Strong leadership matters. We can’t assume everyone is fully equipped to step into the Board President role, regardless of how enthusiastic they are. And yet when I ask CEOs how they are orienting their next Board President, the majority of the time I get a blank stare. At best I hear, “Well, she’s been Vice President so she knows what it’s all about.”

Without a strong leader who has been oriented to the position, you risk:

* Ineffective meetings
* Poor engagement by the rest of the board
* Little accountability
* Weak committees
* Poor attendance
* Lack of a teamwork culture
* Burn out
* Poor reputation, etc.

Remember – this is a partnership between staff and board. Let’s treat it as a leadership development opportunity.

When you take 3 steps toward coaching up the Board President, you can achieve a high performing board with a positive culture.

1. Before the new Board President starts the position: do a quick inventory of their skills and experience against what is needed for the position. Are they a Fortune 100 CEO? Is this their first nonprofit board experience? Do they have group management experience? Everyone is different and will have different needs.

Then sit with them and have a conversation to share expectations so there are no surprises. Find out what they would like to know more about. Talk about how you would like to work together and discuss communication preferences.

2. Conduct an informal orientation with the outgoing Board President in attendance when possible. There is a lot that goes on behind the scenes that the incoming President may not know about.

Discuss how you build agendas, stay in touch with committee chairs, foster the board-staff partnership, etc.
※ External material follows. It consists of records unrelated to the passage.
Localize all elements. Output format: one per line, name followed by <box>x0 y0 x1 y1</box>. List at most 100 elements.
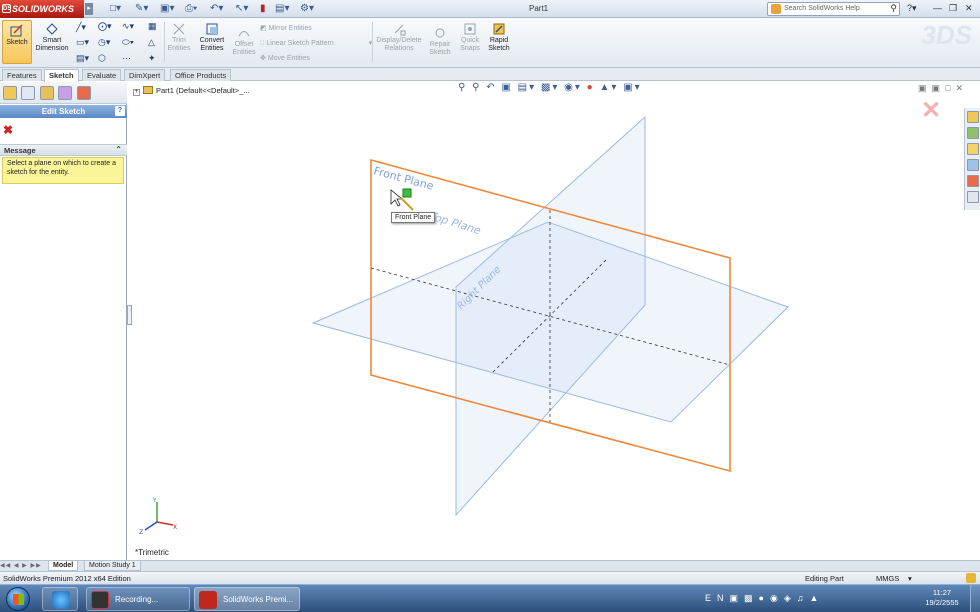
help-button[interactable]: ? <box>115 106 125 116</box>
tray-app-icon[interactable]: ▣ <box>730 593 745 603</box>
text-icon[interactable]: △ <box>148 37 155 48</box>
undo-icon[interactable]: ↶▾ <box>210 2 223 16</box>
point-icon[interactable]: ✦ <box>148 53 156 64</box>
displaymanager-icon[interactable] <box>77 86 91 100</box>
cancel-icon[interactable]: ✖ <box>3 123 13 137</box>
rapid-sketch-button[interactable]: Rapid Sketch <box>486 22 512 53</box>
tab-motion-study-1[interactable]: Motion Study 1 <box>84 561 141 571</box>
close-button[interactable]: ✕ <box>965 3 973 14</box>
search-icon[interactable]: ⚲ <box>890 3 897 14</box>
language-indicator-icon[interactable]: EN <box>705 593 730 603</box>
tab-scroll-buttons[interactable]: ◀◀ ◀ ▶ ▶▶ <box>0 562 42 569</box>
unit-system-selector[interactable]: MMGS <box>876 574 899 583</box>
panel-resize-handle[interactable]: ⋮ <box>127 305 133 325</box>
dimxpertmanager-icon[interactable] <box>58 86 72 100</box>
configurationmanager-icon[interactable] <box>40 86 54 100</box>
options-icon[interactable]: ⚙▾ <box>300 2 314 16</box>
move-entities-button[interactable]: ✥ Move Entities <box>260 54 310 62</box>
tab-evaluate[interactable]: Evaluate <box>82 69 122 81</box>
expand-toggle-icon[interactable]: + <box>133 89 140 96</box>
solidworks-logo[interactable]: DS SOLIDWORKS <box>0 0 84 18</box>
tab-model[interactable]: Model <box>48 561 79 571</box>
tray-app-icon[interactable]: ◈ <box>784 593 797 603</box>
system-clock[interactable]: 11:27 19/2/2555 <box>924 588 960 608</box>
sketch-fillet-icon[interactable]: ▦ <box>148 21 157 32</box>
internet-explorer-button[interactable] <box>42 587 78 611</box>
tab-dimxpert[interactable]: DimXpert <box>124 69 166 81</box>
doc-maximize-button[interactable]: □ <box>945 83 955 93</box>
propertymanager-icon[interactable] <box>21 86 35 100</box>
slot-icon[interactable]: ▤▾ <box>76 53 89 64</box>
custom-properties-icon[interactable] <box>967 191 979 203</box>
view-orientation-icon[interactable]: ▤▾ <box>518 82 536 93</box>
file-properties-icon[interactable]: ▤▾ <box>275 2 289 16</box>
spline-icon[interactable]: ∿▾ <box>122 21 134 32</box>
section-view-icon[interactable]: ▣ <box>501 82 512 93</box>
apply-scene-icon[interactable]: ▲▾ <box>599 82 618 93</box>
show-hidden-icons-icon[interactable]: ▲ <box>810 593 825 603</box>
collapse-chevron-icon[interactable]: ⌃ <box>115 145 122 154</box>
search-help-input[interactable]: Search SolidWorks Help ⚲ <box>767 2 900 16</box>
centerline-icon[interactable]: ⋯ <box>122 53 131 64</box>
appearances-icon[interactable] <box>967 175 979 187</box>
trim-entities-button[interactable]: Trim Entities <box>165 22 193 53</box>
file-explorer-icon[interactable] <box>967 143 979 155</box>
edit-appearance-icon[interactable]: ● <box>587 82 595 93</box>
zoom-to-fit-icon[interactable]: ⚲ <box>458 82 467 93</box>
previous-view-icon[interactable]: ↶ <box>486 82 496 93</box>
repair-sketch-button[interactable]: Repair Sketch <box>426 26 454 57</box>
help-icon[interactable]: ?▾ <box>907 3 917 14</box>
open-icon[interactable]: ✎▾ <box>135 2 148 16</box>
solidworks-resources-icon[interactable] <box>967 111 979 123</box>
volume-icon[interactable]: ♫ <box>797 593 810 603</box>
line-icon[interactable]: ╱▾ <box>76 22 86 33</box>
arc-icon[interactable]: ◷▾ <box>98 37 110 48</box>
start-button[interactable] <box>6 587 30 611</box>
tab-features[interactable]: Features <box>2 69 42 81</box>
doc-minimize-button[interactable]: ▣ <box>918 83 932 93</box>
zoom-to-area-icon[interactable]: ⚲ <box>472 82 481 93</box>
graphics-area[interactable]: Front Plane Top Plane Right Plane Y X Z … <box>133 82 980 560</box>
doc-restore-button[interactable]: ▣ <box>932 83 946 93</box>
circle-icon[interactable]: ⨀▾ <box>98 21 112 32</box>
display-style-icon[interactable]: ▩▾ <box>541 82 559 93</box>
doc-close-button[interactable]: ✕ <box>955 83 968 93</box>
featuremanager-tree-icon[interactable] <box>3 86 17 100</box>
hide-show-items-icon[interactable]: ◉▾ <box>564 82 582 93</box>
ellipse-icon[interactable]: ⬭▾ <box>122 37 134 48</box>
new-document-icon[interactable]: □▾ <box>110 2 121 16</box>
tray-app-icon[interactable]: ● <box>759 593 770 603</box>
rectangle-icon[interactable]: ▭▾ <box>76 37 89 48</box>
design-library-icon[interactable] <box>967 127 979 139</box>
sketch-button[interactable]: Sketch <box>2 20 32 64</box>
unit-dropdown-icon[interactable]: ▾ <box>908 574 912 583</box>
taskbar-app-recording[interactable]: Recording... <box>86 587 190 611</box>
search-scope-icon[interactable] <box>771 4 781 14</box>
minimize-button[interactable]: — <box>933 3 942 13</box>
print-icon[interactable]: ⎙▾ <box>185 2 197 16</box>
show-desktop-button[interactable] <box>970 585 980 612</box>
linear-sketch-pattern-button[interactable]: ∷ Linear Sketch Pattern ▾ <box>260 39 372 47</box>
restore-button[interactable]: ❐ <box>949 3 957 14</box>
quick-snaps-button[interactable]: Quick Snaps <box>457 22 483 53</box>
quick-tips-icon[interactable] <box>966 573 976 583</box>
view-settings-icon[interactable]: ▣▾ <box>623 82 641 93</box>
offset-entities-button[interactable]: Offset Entities <box>230 26 258 57</box>
mirror-entities-button[interactable]: ◩ Mirror Entities <box>260 24 312 32</box>
tab-sketch[interactable]: Sketch <box>44 69 79 82</box>
save-icon[interactable]: ▣▾ <box>160 2 174 16</box>
polygon-icon[interactable]: ⬡ <box>98 53 106 64</box>
network-icon[interactable]: ▩ <box>744 593 759 603</box>
taskbar-app-solidworks[interactable]: SolidWorks Premi... <box>194 587 300 611</box>
rebuild-icon[interactable]: ▮ <box>260 2 266 16</box>
tray-app-icon[interactable]: ◉ <box>770 593 784 603</box>
exit-sketch-confirmation-icon[interactable]: ✕ <box>921 96 941 125</box>
display-delete-relations-button[interactable]: Display/Delete Relations <box>374 22 424 53</box>
tab-office-products[interactable]: Office Products <box>170 69 232 81</box>
smart-dimension-button[interactable]: Smart Dimension <box>34 22 70 53</box>
message-section-header[interactable]: Message ⌃ <box>0 144 127 156</box>
menu-flyout-arrow-icon[interactable]: ▸ <box>85 3 93 15</box>
convert-entities-button[interactable]: Convert Entities <box>196 22 228 53</box>
feature-tree-root[interactable]: + Part1 (Default<<Default>_... <box>133 86 250 96</box>
view-palette-icon[interactable] <box>967 159 979 171</box>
Ask the new Board President to meet with the other Officers to set goals for the year – this is a great first task for a new President!

3. Be sure to follow up with the Board President after their first board meeting to debrief and see how they felt. Set out the plan for the year and be sure to check in periodically, not just on tasks and strategy, but also on how they are adjusting to the new role. Sometimes just being available is all they need.

Hopefully you don’t throw new employees into their positions without some training and orientation. Let’s not do that with our volunteers either. Everyone deserves support and guidance and in this case, the risk to your organization is too great to skip it.